I bought a Barbie this morning (not for myself I might add, though I wouldn't mind keeping her). My son has a friend's birthday party coming up, and rather than feel confident in my decision to buy it straight away I telephone the little girl's mother right there in the supermarket to get permission.
It's a sad reality that we don't live in a simple world anymore. Where gender tolerance and equality has come on leaps and bounds (and which I fully support), it has also really stifled the "traditional" gender market, if you will. We are encouraged to allow boys to play with dolls, and girls can be superheroes (they blooming well can), but we get uptight about buying specifically girly toys, for girls. What's that about?
I got the go-ahead... Yet something inside me doesn't feel right.
This 11.5" plastic doll from Mattel evoked all sorts of feelings in me as I handed over my debit card to purchase "a dream" for this beautiful brunette four year old.
"Am I doing the right thing"? rattled about in my head as I punched in the PIN. The internal conflict was hard to quieten and my stomach churned at the thought of endorsing all that is pink and princessy.
I know that it feels natural to me, but now also rather alien to a lot of the world.
Why is it that I wouldn't have hesitated for a second to buy a "boyish" toy for someone's son (think trucks, trains, monsters, superheroes, footballs, toy tools etc) yet when something is vaguely "girly" then I second guess myself. Of course, I would draw the line at one of those overtly sexualised and obnoxious Monster High dolls, or even the glitter make up set endorsed by Anna and her frosty sister, but a simple Ballerina!?
What's so wrong about a Ballerina in pretty clothing?
Personally, I love Barbie, always have and always will. So many warm memories fill my heart when I stare into this doll's face. Going shopping on a Saturday with my father to pick out a new doll.

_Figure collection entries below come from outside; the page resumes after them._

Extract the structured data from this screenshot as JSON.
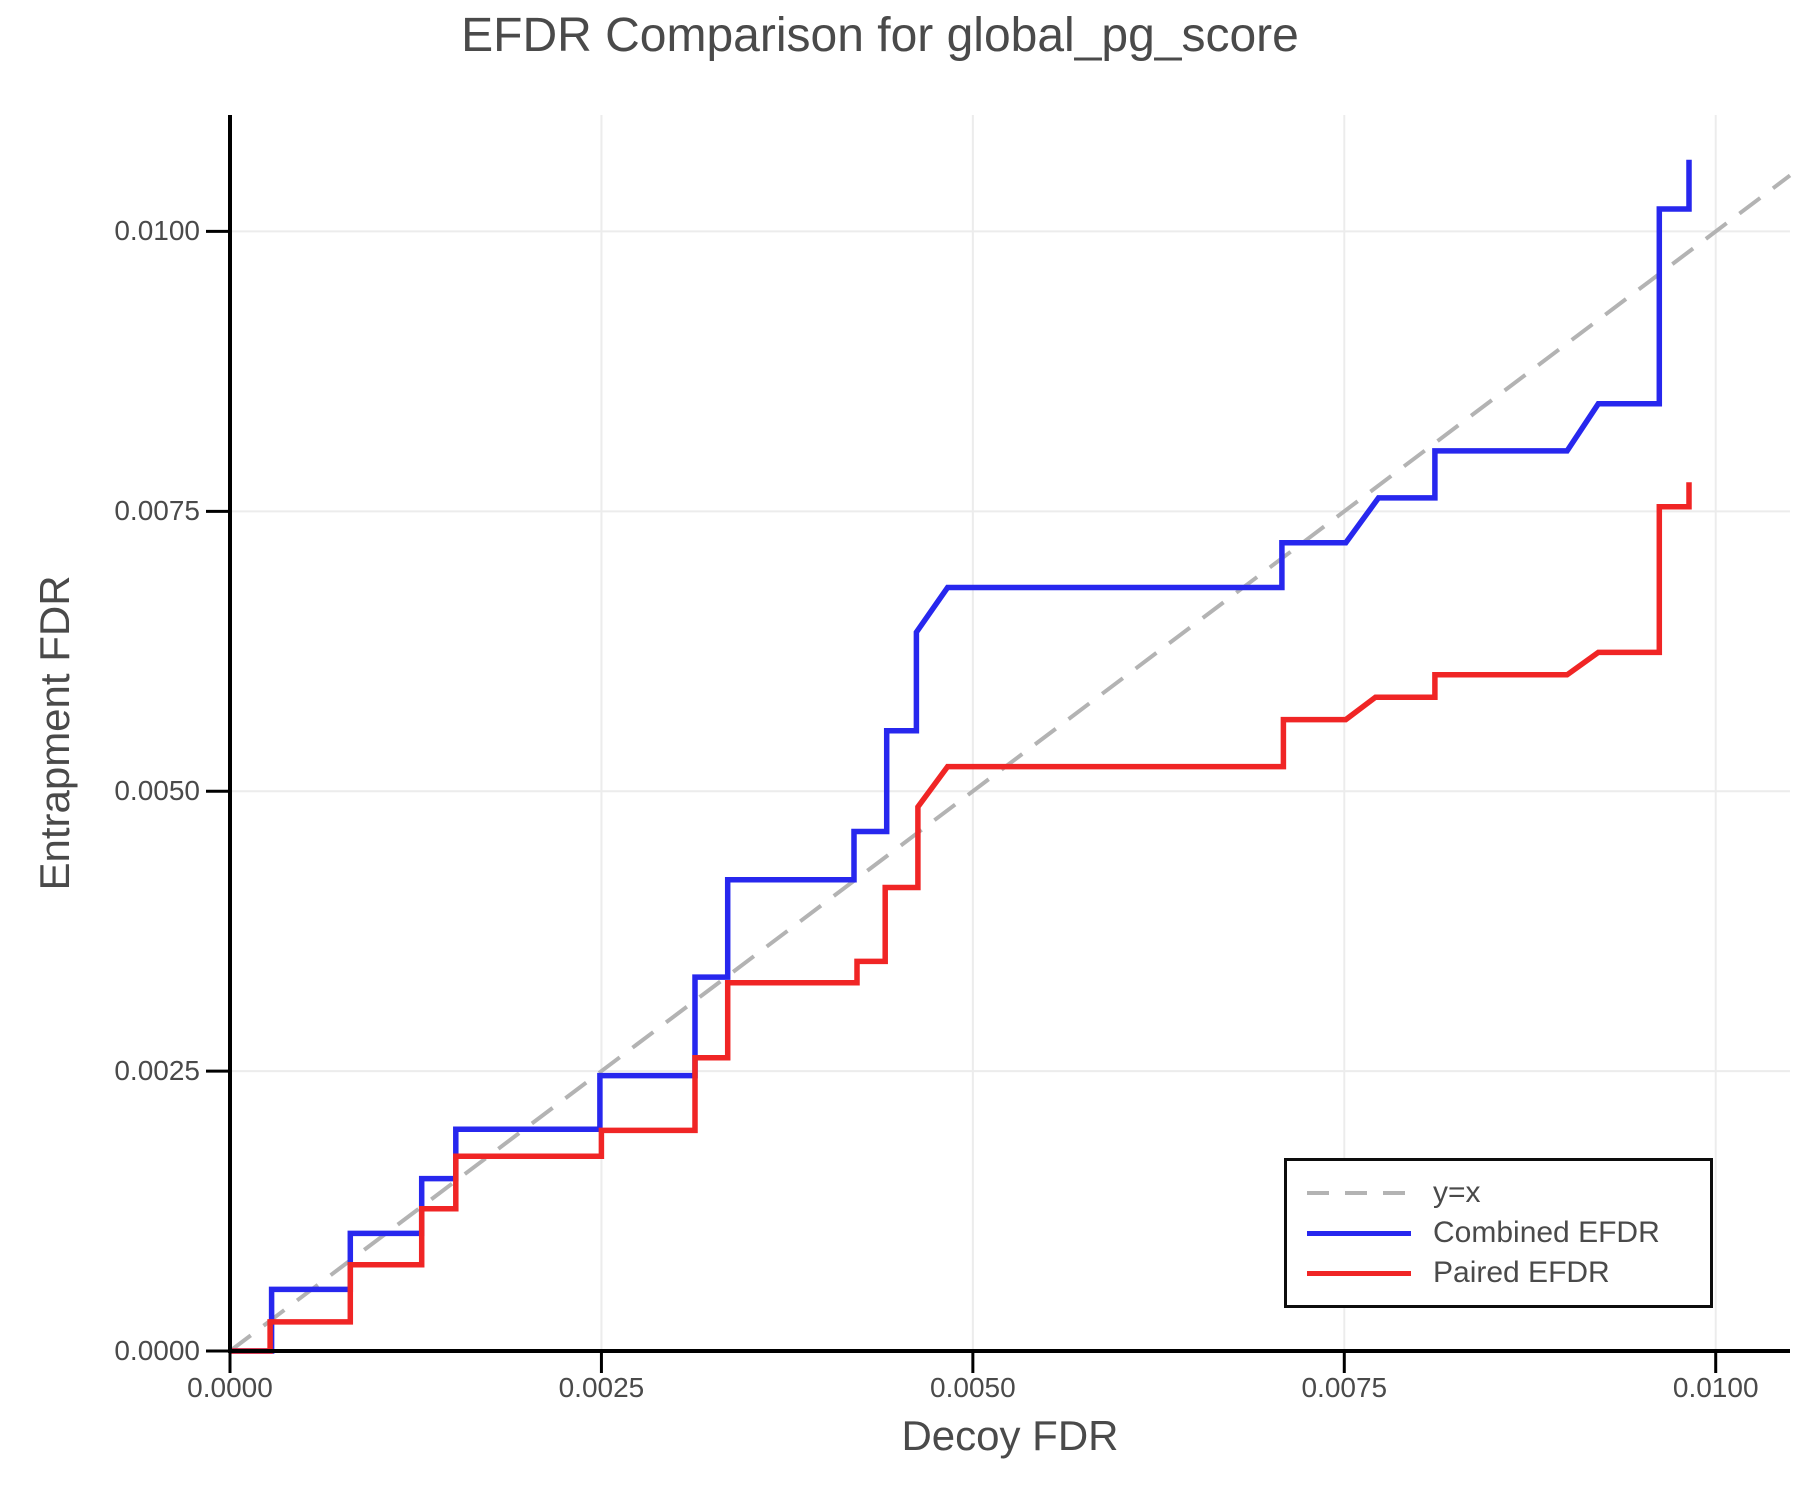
{
  "chart": {
    "title": "EFDR Comparison for global_pg_score",
    "xlabel": "Decoy FDR",
    "ylabel": "Entrapment FDR"
  },
  "legend": {
    "position": "lower right",
    "items": [
      {
        "label": "y=x",
        "swatch": "dashed-gray-line"
      },
      {
        "label": "Combined EFDR",
        "swatch": "solid-blue-line"
      },
      {
        "label": "Paired EFDR",
        "swatch": "solid-red-line"
      }
    ]
  },
  "colors": {
    "combined_efdr": "#2727ee",
    "paired_efdr": "#f02525",
    "identity_line": "#b3b3b3",
    "grid": "#ececec",
    "spine": "#000000",
    "text": "#4a4a4a",
    "legend_border": "#0d0d0d",
    "background": "#ffffff"
  },
  "chart_data": {
    "type": "line",
    "title": "EFDR Comparison for global_pg_score",
    "xlabel": "Decoy FDR",
    "ylabel": "Entrapment FDR",
    "xlim": [
      0.0,
      0.0105
    ],
    "ylim": [
      0.0,
      0.01104
    ],
    "grid": true,
    "legend_position": "lower right",
    "x_ticks": [
      0.0,
      0.0025,
      0.005,
      0.0075,
      0.01
    ],
    "x_tick_labels": [
      "0.0000",
      "0.0025",
      "0.0050",
      "0.0075",
      "0.0100"
    ],
    "y_ticks": [
      0.0,
      0.0025,
      0.005,
      0.0075,
      0.01
    ],
    "y_tick_labels": [
      "0.0000",
      "0.0025",
      "0.0050",
      "0.0075",
      "0.0100"
    ],
    "reference_line": {
      "name": "y=x",
      "style": "dashed",
      "color": "#b3b3b3",
      "points": [
        [
          0.0,
          0.0
        ],
        [
          0.0105,
          0.0105
        ]
      ]
    },
    "series": [
      {
        "name": "Combined EFDR",
        "color": "#2727ee",
        "points": [
          [
            0.0,
            0.0
          ],
          [
            0.00028,
            0.0
          ],
          [
            0.00028,
            0.00055
          ],
          [
            0.00081,
            0.00055
          ],
          [
            0.00081,
            0.00105
          ],
          [
            0.00129,
            0.00105
          ],
          [
            0.00129,
            0.00154
          ],
          [
            0.00152,
            0.00154
          ],
          [
            0.00152,
            0.00198
          ],
          [
            0.00249,
            0.00198
          ],
          [
            0.00249,
            0.00246
          ],
          [
            0.00313,
            0.00246
          ],
          [
            0.00313,
            0.00334
          ],
          [
            0.00335,
            0.00334
          ],
          [
            0.00335,
            0.00421
          ],
          [
            0.0042,
            0.00421
          ],
          [
            0.0042,
            0.00464
          ],
          [
            0.00442,
            0.00464
          ],
          [
            0.00442,
            0.00554
          ],
          [
            0.00462,
            0.00554
          ],
          [
            0.00462,
            0.00642
          ],
          [
            0.00483,
            0.00682
          ],
          [
            0.00708,
            0.00682
          ],
          [
            0.00708,
            0.00722
          ],
          [
            0.00751,
            0.00722
          ],
          [
            0.00773,
            0.00762
          ],
          [
            0.00811,
            0.00762
          ],
          [
            0.00811,
            0.00804
          ],
          [
            0.009,
            0.00804
          ],
          [
            0.00921,
            0.00846
          ],
          [
            0.00962,
            0.00846
          ],
          [
            0.00962,
            0.0102
          ],
          [
            0.00982,
            0.0102
          ],
          [
            0.00982,
            0.01064
          ]
        ]
      },
      {
        "name": "Paired EFDR",
        "color": "#f02525",
        "points": [
          [
            0.0,
            0.0
          ],
          [
            0.00027,
            0.0
          ],
          [
            0.00027,
            0.00026
          ],
          [
            0.00081,
            0.00026
          ],
          [
            0.00081,
            0.00077
          ],
          [
            0.00129,
            0.00077
          ],
          [
            0.00129,
            0.00127
          ],
          [
            0.00152,
            0.00127
          ],
          [
            0.00152,
            0.00174
          ],
          [
            0.0025,
            0.00174
          ],
          [
            0.0025,
            0.00197
          ],
          [
            0.00313,
            0.00197
          ],
          [
            0.00313,
            0.00262
          ],
          [
            0.00335,
            0.00262
          ],
          [
            0.00335,
            0.00329
          ],
          [
            0.00422,
            0.00329
          ],
          [
            0.00422,
            0.00348
          ],
          [
            0.00441,
            0.00348
          ],
          [
            0.00441,
            0.00414
          ],
          [
            0.00463,
            0.00414
          ],
          [
            0.00463,
            0.00486
          ],
          [
            0.00483,
            0.00522
          ],
          [
            0.00709,
            0.00522
          ],
          [
            0.00709,
            0.00564
          ],
          [
            0.00751,
            0.00564
          ],
          [
            0.00771,
            0.00584
          ],
          [
            0.00811,
            0.00584
          ],
          [
            0.00811,
            0.00604
          ],
          [
            0.009,
            0.00604
          ],
          [
            0.00921,
            0.00624
          ],
          [
            0.00962,
            0.00624
          ],
          [
            0.00962,
            0.00754
          ],
          [
            0.00982,
            0.00754
          ],
          [
            0.00982,
            0.00776
          ]
        ]
      }
    ]
  }
}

Waking up on Christmas morning to find a pink palatial Dream House with string-operated lift. That hold-your-breath minute when you wait for your parent to take her out of the box and release her from those pesky twist ties and elastics. It was always such a "moment" for six year old Alena. Oh and the flame-haired Ariel Barbie whose fabric tail you could pull on and off in a mermaid-minute.
She was something special.
Sadly, even devastating memories are attached. The day I lost one of Barbie's rollerblades in the River Thames and crying after my father's failed attempt at retrieving it. To the day long into my teens when I casually asked where my Barbie collection was to discover that it had been given away many years ago. Think not of your future granddaughters, dear mother. #sideeye #stillbitteraboutit
Barbie is a good role model for girls.
As a daughter of the 80s I've often felt torn between what is in my heart (which is to "play house" - not an EASY job at all), and the pressure to break those glass ceilings. As you can tell I was indulged in my love for Barbie but was also wide awake to the discord that other parents felt about "her". Distinctly the school friend whose mother would plainly tell her "not to play with Barbies when you play at your friends house".
I want nothing more than to be like Barbie, even today. I think she is a brilliant beacon for girls, encouraging them to chase the best for themselves and not lowering their standards according to the pigeon-hole society has created for them. She is charming, caring, beautiful, successful and carefree, nothing bothers her, very serene, plus she has her dream career and her dream man. What's not to like, and pray tell what's to complain about? If the alternative is "reality", ugly misery, slogging through the corporate rat-race, racking up credit cards bouncing from unfulfilling relationship to another - then bury me in a life-sized Mattel box with tutu please, because my future is pink!
Barbie, in my eyes is an accomplished woman and yet we still so vehemently attack her, openly bully her and outright despise what she stands for. Yet Barbie's world is brighter and full of possibility.
Still, we should know by now that femininity, and embracing and really chasing your dreams is so very, very wrong!
Wait.... I forget my own argument. But it does sound like the narrative for the "popular" view on being feminine and "girlish", does it not? Why do we downplay what girls truly want when what they want is to "simply" make house, raise babies, have a happy healthy marriage and nurture future generations of well-raised, well-educated, well-rounded and well-supported children?
Let's cut those dreams off at the stiletto!
Do you realise that when you ostracise Barbie, you ostracise me?
Perhaps that's why I felt so uncomfortable at that checkout this morning. That little doll exposed a long-buried dream that is still itching to be realised. I still feel so isolated in a modern world. Where are the ladies like me?
Can we just let girls be girls again? Is that ok? Or are we still feeling bitter about what Barbie "represents" to some people. That wholesome image of everything a woman can be if she simply felt comfortable enough to live in her own skin. Not every girl wants to break those glass ceilings or be a "fighter". I applaud those that do but not many people back my corner, as pink and glittery as it is.
Who is Barbie to you? A sexist toy holding girls back, or as their new advertising campaign states....
When a girl plays with Barbie, she imagines everything she can become.
The greater question is:
Is "everything she can become" to the exclusion of being girly and doing stereotypical feminine things...
Are we still feeling ashamed to "just" be girls/women/ladies? I'm definitely not, are you with me?